China 2019 – Day 18, Sunday, 4th August

Last night I awoke to a banging and scratching at my door. I’ve seen enough horror films to know that I should only tentatively open my door – but there was Hotpot, who let herself in and slept on my floor for the night! Think I have got a friend! Not sure I can fit her in my luggage though, or that our cat would approve!

After a day of rest yesterday, today is a day of training and Mandarin revision.

The morning’s training was spent refining the open hand Chen form, which Master Ping has assured me that I will finish before leaving in 10 days. Then will come the lifetime of refining!

In a very hot and humid afternoon after an hour of more push hands training it was onto the broadsword, which I was very pleased to complete! It’s a physically demanding but very dynamic and fun form to perform!

We had a good dinner (as always) and it’s really nice that the school is small and nationalities mixed!

As well as lots of Chinese of course, I have met quite a few people of different nationalities here in the last two and a half weeks and after finding out name and tai chi background, the next obvious question people ask me is where I am from, often closely followed by, “So what do you think of Brexit?”

Regardless of what I think of Brexit (I think you can probably guess if you know me or my Danish girlfriend), it is clear that people I have met from other countries are a little perplexed as to what is happening in the UK. Especially when you then explain to them that as well as everything else, the country now has a leader who was essentially not voted for by the general population.

I generally avoid political discussions. I have my views and beliefs and I am grateful to live in a country where we can all have our own personal belief system, whatever it may be – as long as it’s not harming anyone else.

However, we do seem to be going through turbulent times at the moment – as do many other countries’ political systems. In fact, it often seems like the world is going a little crazy!

So, what’s this all got to do with tai chi?

Well, everything, actually.

First of all, there is actually a difference between Tai Chi and Tai Chi Chuan.

Tai Chi Chuan is the martial art/health practice that we all know and love.

The concept of Tai Chi is slightly different. It literally means ‘Supreme Ultimate’ and what we refer to in the West most commonly as the yin/yang symbol, is actually the Taijitu. The black and white circle, each side with the essence or seed of it’s opposite.

This is the symbol representing Tai Chi.
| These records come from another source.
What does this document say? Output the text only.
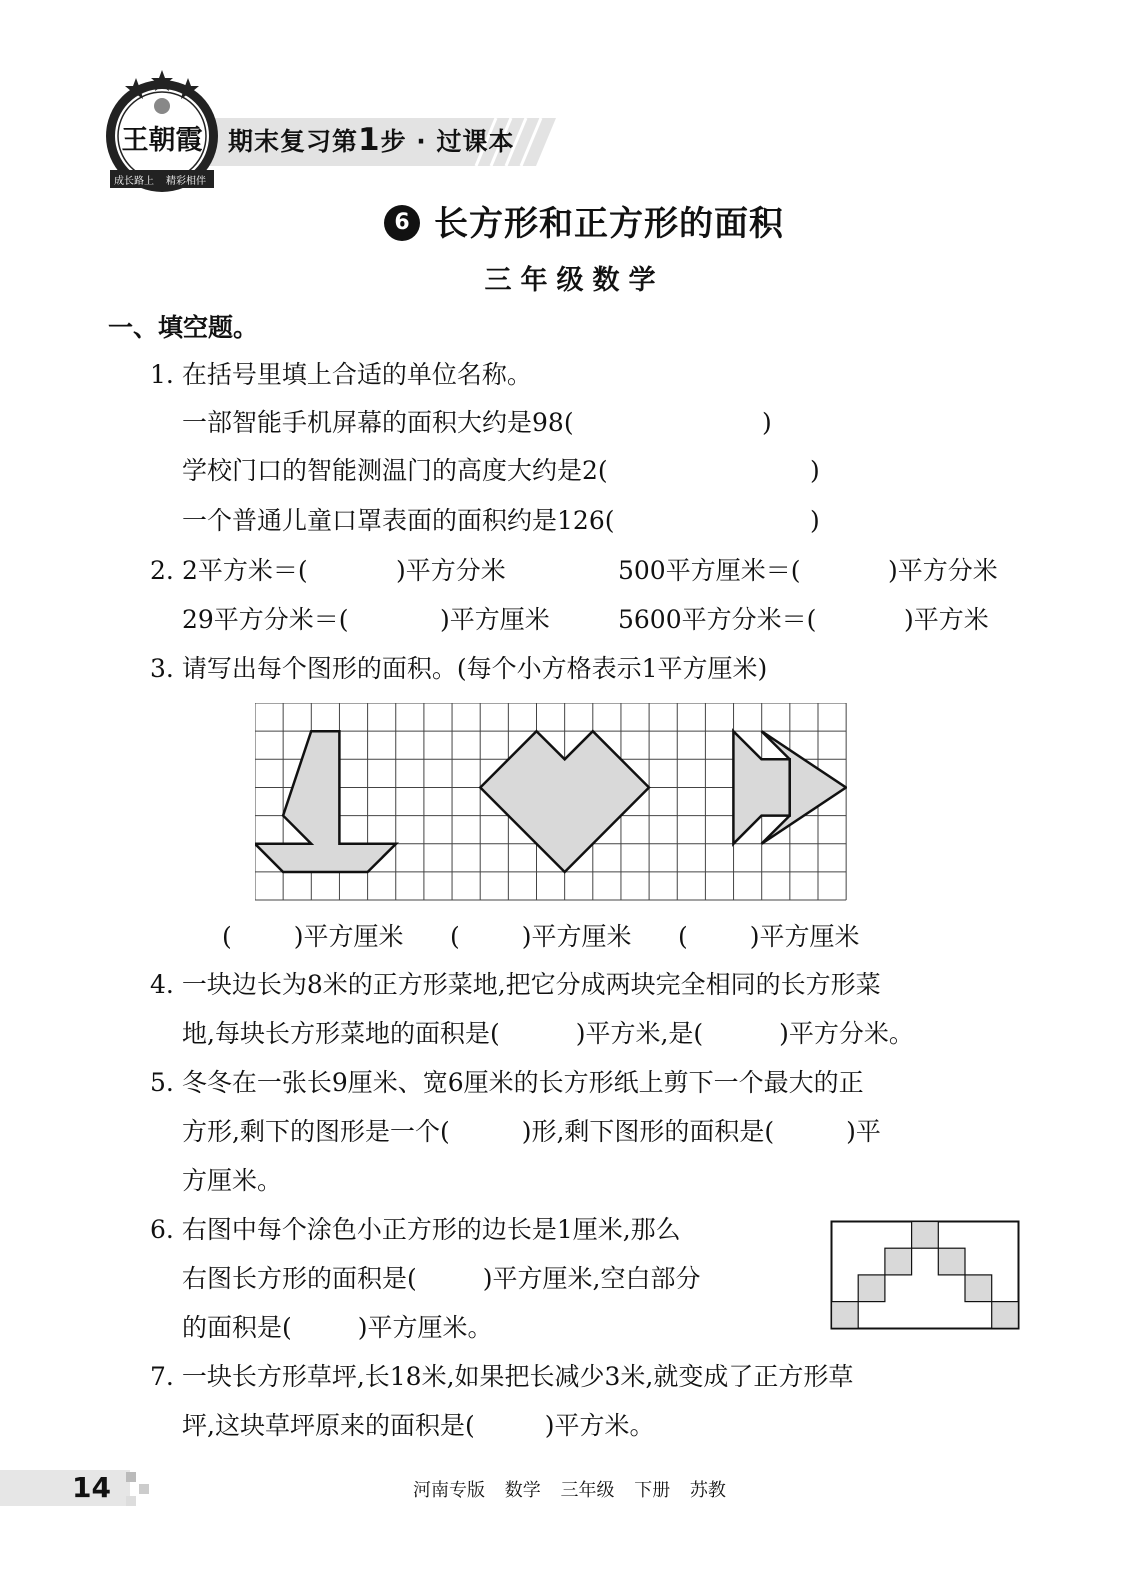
王朝霞
成长路上 精彩相伴
期末复习第1步 · 过课本
6 长方形和正方形的面积
三年级数学
一、填空题。
1. 在括号里填上合适的单位名称。
一部智能手机屏幕的面积大约是98(	)
学校门口的智能测温门的高度大约是2(	)
一个普通儿童口罩表面的面积约是126(	)
2. 2平方米＝(	)平方分米	500平方厘米＝(	)平方分米
29平方分米＝(	)平方厘米	5600平方分米＝(	)平方米
3. 请写出每个图形的面积。(每个小方格表示1平方厘米)
( )平方厘米 ( )平方厘米 ( )平方厘米
4. 一块边长为8米的正方形菜地,把它分成两块完全相同的长方形菜
地,每块长方形菜地的面积是(	)平方米,是(	)平方分米。
5. 冬冬在一张长9厘米、宽6厘米的长方形纸上剪下一个最大的正
方形,剩下的图形是一个(	)形,剩下图形的面积是(	)平
方厘米。
6. 右图中每个涂色小正方形的边长是1厘米,那么
右图长方形的面积是(	)平方厘米,空白部分
的面积是(	)平方厘米。
7. 一块长方形草坪,长18米,如果把长减少3米,就变成了正方形草
坪,这块草坪原来的面积是(	)平方米。
14	河南专版 数学 三年级 下册 苏教
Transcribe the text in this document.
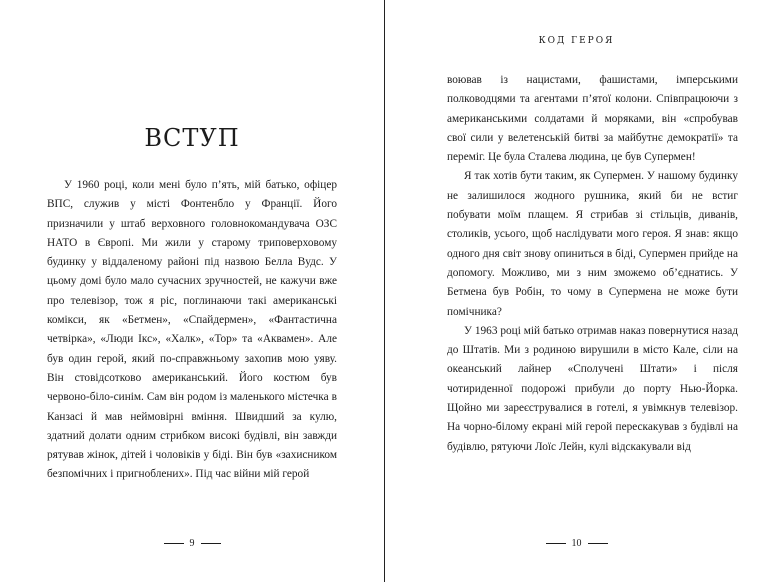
ВСТУП

У 1960 році, коли мені було п’ять, мій батько, офіцер ВПС, служив у місті Фонтенбло у Франції. Його призначили у штаб верховного головнокомандувача ОЗС НАТО в Європі. Ми жили у старому триповерховому будинку у віддаленому районі під назвою Белла Вудс. У цьому домі було мало сучасних зручностей, не кажучи вже про телевізор, тож я ріс, поглинаючи такі американські комікси, як «Бетмен», «Спайдермен», «Фантастична четвірка», «Люди Ікс», «Халк», «Тор» та «Аквамен». Але був один герой, який по-справжньому захопив мою уяву. Він стовідсотково американський. Його костюм був червоно-біло-синім. Сам він родом із маленького містечка в Канзасі й мав неймовірні вміння. Швидший за кулю, здатний долати одним стрибком високі будівлі, він завжди рятував жінок, дітей і чоловіків у біді. Він був «захисником безпомічних і пригноблених». Під час війни мій герой

9
КОД ГЕРОЯ

воював із нацистами, фашистами, імперськими полководцями та агентами п’ятої колони. Співпрацюючи з американськими солдатами й моряками, він «спробував свої сили у велетенській битві за майбутнє демократії» та переміг. Це була Сталева людина, це був Супермен!

Я так хотів бути таким, як Супермен. У нашому будинку не залишилося жодного рушника, який би не встиг побувати моїм плащем. Я стрибав зі стільців, диванів, столиків, усього, щоб наслідувати мого героя. Я знав: якщо одного дня світ знову опиниться в біді, Супермен прийде на допомогу. Можливо, ми з ним зможемо об’єднатись. У Бетмена був Робін, то чому в Супермена не може бути помічника?

У 1963 році мій батько отримав наказ повернутися назад до Штатів. Ми з родиною вирушили в місто Кале, сіли на океанський лайнер «Сполучені Штати» і після чотириденної подорожі прибули до порту Нью-Йорка. Щойно ми зареєструвалися в готелі, я увімкнув телевізор. На чорно-білому екрані мій герой перескакував з будівлі на будівлю, рятуючи Лоїс Лейн, кулі відскакували від

10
The perfect harmony, unlimited potential, oneness, and duality which lies within all phenomena.

It symbolises the polar opposites of everything that exists, as well as their reliance upon one another. Without light there can be no dark, without female no male, without good there is no concept of bad, up defines down, happy and sad…the list goes on in perpetuity.

It also shows that when there is an excess of one side, it simply turns into its opposite – when there is an abundance of dark, it starts the light. Just as night turns into day, when we have an excess of one phenomenon, natural forces will course correct and bring balance, over and over again. It has been happening since the beginning of time.

Bring it back down to politics…we swing from left to right and back again, like a political pendulum.

What we need to find is the balance.

And it starts with us, as individuals.

At the end of the day, we can’t all be politicians and change the world from a position of political power.

What we can do is try to bring ourselves into balance.

I promote tai chi as a way of attempting to bring myself and those who choose to train with me into some semblance of balance. It’s a lifetime of training!

If we don’t start with ourselves, I don’t think we will get anywhere.

Media, social media…it all has us in uproar with shocks and scandals left, right, and centre – we’re manipulated this way and that. Everyone seems to have an opinion – and many are not afraid to voice that opinion to all and sundry.

One of my favourite lines from the Tao Te Ching is, “Do you have the patience to wait until the mud settles and the water is clear?”

(I remind myself of that quite a lot…and it does seem that lessons from the 6th Century BCE have a lot to tell us about post-Brexit Britain.)

I firmly believe that change starts from within, and is a personal responsibility of us all. If I can find a balance and calm within myself, I can be a better partner, father, son, friend, teacher, colleague, be nicer to my neighbours and those in my community…and from there it creates a ripple effect which spreads far and wide.

Potentially, anyway. However, I am optimistic and we have the perfect means to create balance within ourselves and the Taijitu shows us the way – and it also tells us not to panic or buy into the sensationalism and fear that those on both the left and the right of the media use to sell their newspapers, TV programmes, or gain Likes for their social media accounts.

The pendulum will swing one way and then the other. Left to right, good to bad, light to dark… the most important thing we can do – and again this comes from the Tao Te Ching – “Hold on to the centre”.